Of course part of the problem with the current system of Ministerial government is that most of the departments have a Minister and perhaps one or two assistant ministers. This means that not only are other States members excluded from the process of government in a manner which did not happen with the old committee system, but also very few of them have an opportunity to train in the processes of government. In the old days of the committee system, members would serve an apprenticeship on the committee learning the ropes, before aspiring to the position of President. Ministerial government, on the contrary, has seen Ministers appointed who have never been Assistant Ministers, and in one or two instances have only been recently elected to the States itself.
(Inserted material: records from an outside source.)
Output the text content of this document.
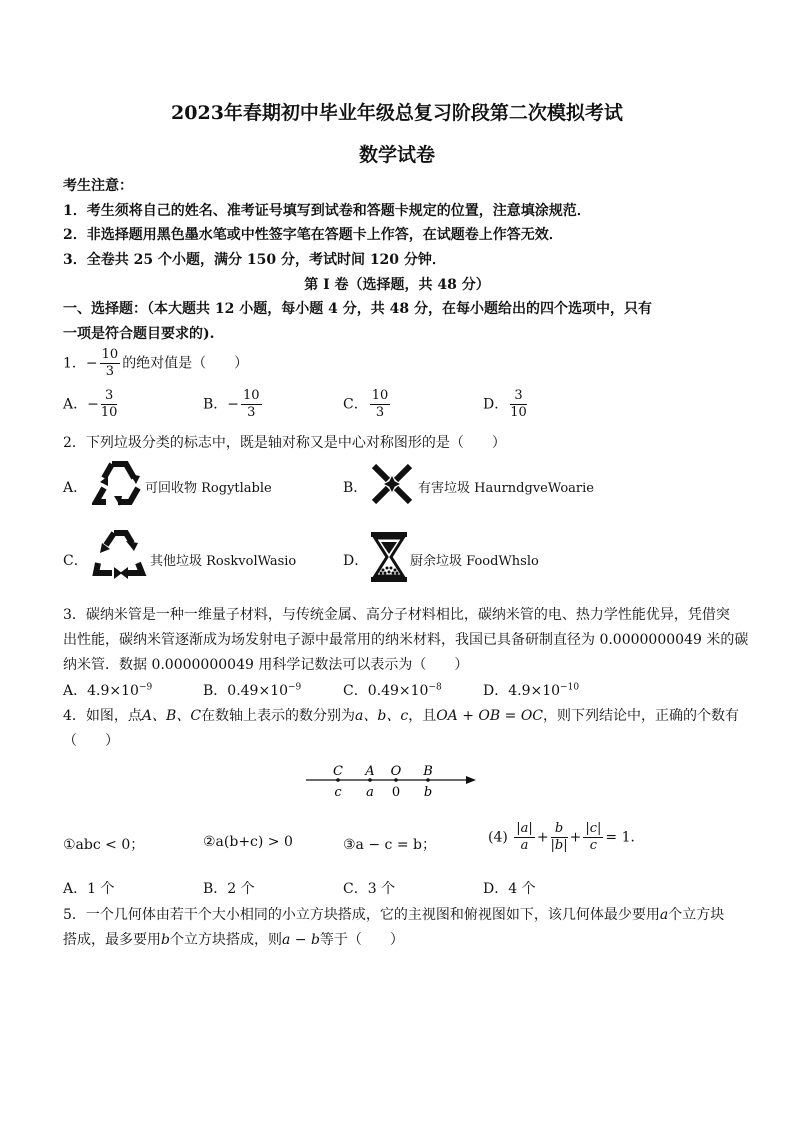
2023年春期初中毕业年级总复习阶段第二次模拟考试
数学试卷
考生注意：
1．考生须将自己的姓名、准考证号填写到试卷和答题卡规定的位置，注意填涂规范．
2．非选择题用黑色墨水笔或中性签字笔在答题卡上作答，在试题卷上作答无效．
3．全卷共 25 个小题，满分 150 分，考试时间 120 分钟．
第 I 卷（选择题，共 48 分）
一、选择题：（本大题共 12 小题，每小题 4 分，共 48 分，在每小题给出的四个选项中，只有
一项是符合题目要求的).
1．− $\frac{10}{3}$ 的绝对值是（　　）
A．− $\frac{3}{10}$	B．− $\frac{10}{3}$	C． $\frac{10}{3}$	D． $\frac{3}{10}$
2．下列垃圾分类的标志中，既是轴对称又是中心对称图形的是（　　）
A．	可回收物 Rogytlable	B．	有害垃圾 HaurndgveWoarie
C．	其他垃圾 RoskvolWasio	D．	厨余垃圾 FoodWhslo
3．碳纳米管是一种一维量子材料，与传统金属、高分子材料相比，碳纳米管的电、热力学性能优异，凭借突
出性能，碳纳米管逐渐成为场发射电子源中最常用的纳米材料，我国已具备研制直径为 0.0000000049 米的碳
纳米管．数据 0.0000000049 用科学记数法可以表示为（　　）
A．$4.9\times 10^{-9}$	B．$0.49\times 10^{-9}$	C．$0.49\times 10^{-8}$	D．$4.9\times 10^{-10}$
4．如图，点A、B、C在数轴上表示的数分别为a、b、c，且OA + OB = OC，则下列结论中，正确的个数有
（　　）
C A O B
c a 0 b
①abc < 0；	②a(b+c) > 0	③a − c = b；	$(4) \frac{|a|}{a} + \frac{b}{|b|} + \frac{|c|}{c} = 1$．
A．1 个	B．2 个	C．3 个	D．4 个
5．一个几何体由若干个大小相同的小立方块搭成，它的主视图和俯视图如下，该几何体最少要用a个立方块
搭成，最多要用b个立方块搭成，则a − b等于（　　）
If mistakes are made by Ministers, it is hardly surprising when they have no prior learning or experience of the job and some of them have only just been elected, so need to learn two sets of ropes!
I'm not saying the reversion to the old-style committees is the way to go. It was undoubtedly unwieldy and inefficient. But the concentration of power in ministers who may themselves be mere novices is a major weakness of the current system. Along with this is the lack of apprenticeship which the committee system gave. This could perhaps be improved by ensuring that Ministers always confer with Assistant Ministers before making decisions. It has been evident from some of the bad decisions (some needing retraction) that this is not always the case.
Increasing the number of Assistant Ministers would also ensure that the workload would be spread and an increased one one in each department (there by to two or three) would help ease matters while at the same time not reverting to the cumbersome apparatus of the committee system. This would also provide the much missed apprenticeship and it should also be a rule (although by custom rather than prescription) that no one usually serves as Minister without having some experience of being an Assistant Minister.
The other major problem is unilateral decisions by Ministers and this could perhaps be eased by permitting the two or three assistant ministers to exercise a simple veto if they thought the decision was a bad one, or as an alternative, get the decision to be ratified by the full Council of Ministers.
So to sum up, some of the main problems of Ministerial Government, to which I have made some suggestions above, are:
a) Ministers appointed who are novices (sometimes even to the States)
b) No proper "apprenticeship" of Assistant Ministers
c) No proper consultations before presenting plans to the assembly
d) Too much power concentrated in a single Minister.
Others will make their own suggestions to solve these problems, but I think it is important that there are highlighted, and addressed in some way or another.